Attendu, selon l'arrêt attaqué (Aix?en?Provence, 12 juin 1997), que Mme Mottier, copropriétaire dans l'ensemble immobilier de la Baie des Anges, faisant valoir que le syndicat était dépourvu de syndic du fait de l'opération de fusion absorption à la suite de laquelle le syndic, la SARL Consortium immobilier de gérance (société CIG) avait été absorbée par la société anonyme SPGI, a, en application de l'article 47 du décret du 17 mars 1967, obtenu du président du tribunal de grande instance, statuant par ordonnance sur requête, la désignation d'un administrateur provisoire ; que le syndicat et la société SPGI ont assigné Mme Mottier devant ce magistrat, en rétractation de son ordonnance ;

SUR LE PREMIER MOYEN:

Attendu que le syndicat et la société SPGI reprochent à l'arrêt d'avoir admis la compétence du juge des référés pour statuer sur cette demande alors, selon le pourvoi, que la désignation d'un administrateur provisoire de la copropriété exigeait que soit tranchée une question de fond, à savoir celle des conséquences d'une fusion-absorption sur la transmission de la qualité de syndic, de la société absorbée à la société absorbante ; qu'il s'agit là d'une contestation sérieuse exclusive de la compétence du juge des référés ; qu'en statuant comme elle a fait la Cour d'appel a violé l'article 808 du nouveau code de procédure civile ;

Mais attendu que la demande de rétractation d'une ordonnance sur requête relève de la compétence du juge qui l'a rendue, saisi comme en matière de référé, sans que cette compétence soit subordonnée à l'absence d'une contestation sérieuse ;

d'où il suit que le moyen n'est pas fondé ;

SUR LES DEUXIÈME ET TROISIÈME MOYENS, PRIS EN LEURS DIVERSES TRANCHES,

APRÈS AVIS DE LA TROISIÈME CHAMBRE CIVILE...

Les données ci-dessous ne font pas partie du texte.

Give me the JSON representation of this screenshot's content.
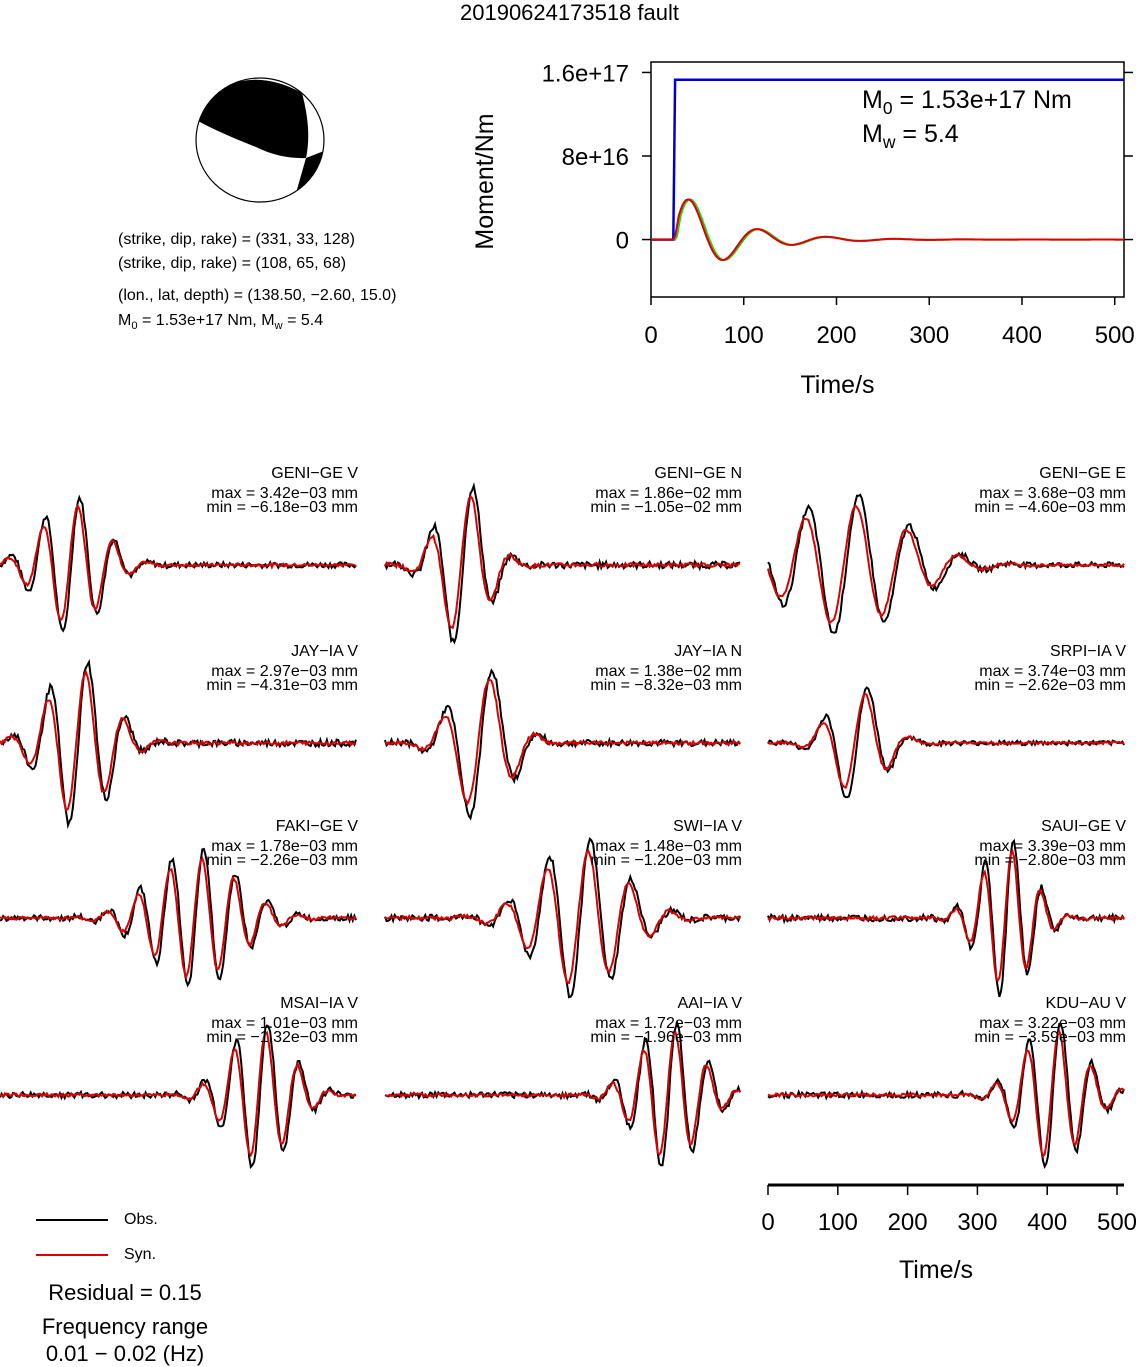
{
  "title": "20190624173518 fault",
  "focal": {
    "np1": "(strike, dip, rake) = (331, 33, 128)",
    "np2": "(strike, dip, rake) = (108, 65, 68)",
    "location": "(lon., lat, depth) = (138.50, −2.60, 15.0)",
    "m0_label": "M",
    "m0_sub": "0",
    "m0_rest": " = 1.53e+17 Nm, M",
    "mw_sub": "w",
    "mw_rest": " = 5.4"
  },
  "moment_panel": {
    "m0_main": "M",
    "m0_sub": "0",
    "m0_value": " = 1.53e+17 Nm",
    "mw_main": "M",
    "mw_sub": "w",
    "mw_value": " = 5.4"
  },
  "colors": {
    "obs": "#000000",
    "syn": "#dd0000",
    "moment": "#0000cc",
    "stf_green": "#22cc22"
  },
  "stations": [
    {
      "name": "GENI−GE V",
      "max": "max = 3.42e−03 mm",
      "min": "min = −6.18e−03 mm"
    },
    {
      "name": "GENI−GE N",
      "max": "max = 1.86e−02 mm",
      "min": "min = −1.05e−02 mm"
    },
    {
      "name": "GENI−GE E",
      "max": "max = 3.68e−03 mm",
      "min": "min = −4.60e−03 mm"
    },
    {
      "name": "JAY−IA V",
      "max": "max = 2.97e−03 mm",
      "min": "min = −4.31e−03 mm"
    },
    {
      "name": "JAY−IA N",
      "max": "max = 1.38e−02 mm",
      "min": "min = −8.32e−03 mm"
    },
    {
      "name": "SRPI−IA V",
      "max": "max = 3.74e−03 mm",
      "min": "min = −2.62e−03 mm"
    },
    {
      "name": "FAKI−GE V",
      "max": "max = 1.78e−03 mm",
      "min": "min = −2.26e−03 mm"
    },
    {
      "name": "SWI−IA V",
      "max": "max = 1.48e−03 mm",
      "min": "min = −1.20e−03 mm"
    },
    {
      "name": "SAUI−GE V",
      "max": "max = 3.39e−03 mm",
      "min": "min = −2.80e−03 mm"
    },
    {
      "name": "MSAI−IA V",
      "max": "max = 1.01e−03 mm",
      "min": "min = −1.32e−03 mm"
    },
    {
      "name": "AAI−IA V",
      "max": "max = 1.72e−03 mm",
      "min": "min = −1.96e−03 mm"
    },
    {
      "name": "KDU−AU V",
      "max": "max = 3.22e−03 mm",
      "min": "min = −3.59e−03 mm"
    }
  ],
  "legend": {
    "obs": "Obs.",
    "syn": "Syn."
  },
  "residual": "Residual = 0.15",
  "freq_label": "Frequency range",
  "freq_value": "0.01 − 0.02 (Hz)",
  "chart_data": [
    {
      "type": "line",
      "xlabel": "Time/s",
      "ylabel": "Moment/Nm",
      "xlim": [
        0,
        510
      ],
      "ylim": [
        -55000000000000000,
        170000000000000000
      ],
      "x_ticks": [
        0,
        100,
        200,
        300,
        400,
        500
      ],
      "y_ticks": [
        0,
        80000000000000000,
        160000000000000000
      ],
      "y_tick_labels": [
        "0",
        "8e+16",
        "1.6e+17"
      ],
      "series": [
        {
          "color": "#0000cc",
          "x": [
            0,
            24,
            26,
            510
          ],
          "y": [
            0,
            0,
            153000000000000000,
            153000000000000000
          ]
        }
      ]
    },
    {
      "type": "line",
      "xlabel": "Time/s",
      "xlim": [
        0,
        510
      ],
      "x_ticks": [
        0,
        100,
        200,
        300,
        400,
        500
      ]
    }
  ]
}
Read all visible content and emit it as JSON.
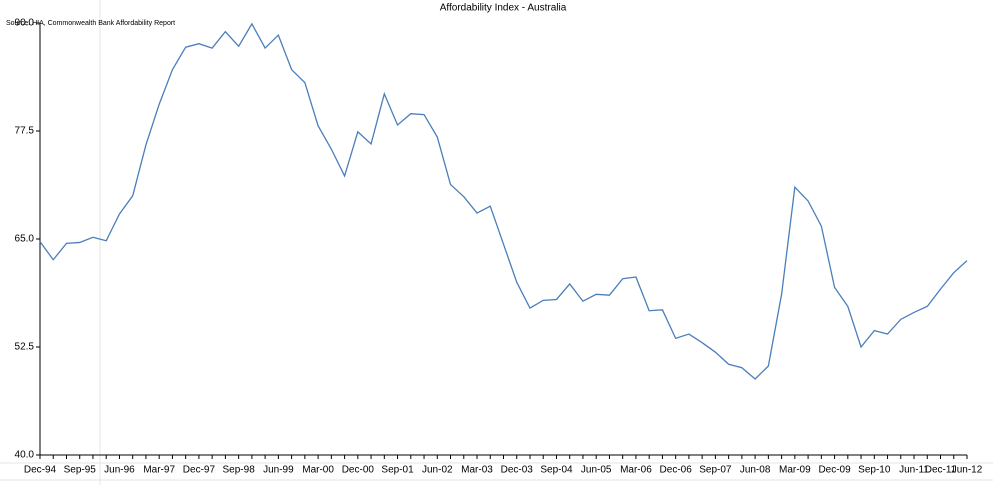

Attendu, en second lieu, que la Cour d'appel, abstraction faite du motif surabondant critiqué par le troisième moyen, retient à bon droit que la loi du 10 juillet 1965, excluant toute substitution du syndic sans un vote explicite de l'assemblée générale des copropriétaires, ne permettait pas à la société CIG de dessaisir les copropriétaires de leur pouvoir exclusif de désignation du syndic, par le moyen d'une opération de fusion absorption ayant pour résultat, après disparition de sa personnalité morale, de lui substituer la société SPGI, personne morale distincte.

D'où il suit que le deuxième moyen, irrecevable en sa première branche, n'est pas fondé en sa seconde branche et que le troisième moyen ne peut être accueilli en aucune de ses branches ;

PAR CES MOTIFS :

REJETTE le pourvoi ;

CONDAMNE le syndicat des copropriétaires de l'ensemble immobilier La Baie des Anges et la société SPGI aux dépens ;

Vu l'article 700 du nouveau code de procédure civile, condamne la société SPGI?CIG et le syndicat des copropriétaires La Baie des Anges à payer à Mme Mottier la somme de 12 000 francs;

Syndicat des copropriétaires de "La baie des Anges" à la Ciotat c./ Mme Mottier

MM. Dumas, prés. ; Métivet rapp. ;jobard, av. gén. ; Me Bouliez, av. ; SCP Deleporte et Briard, av.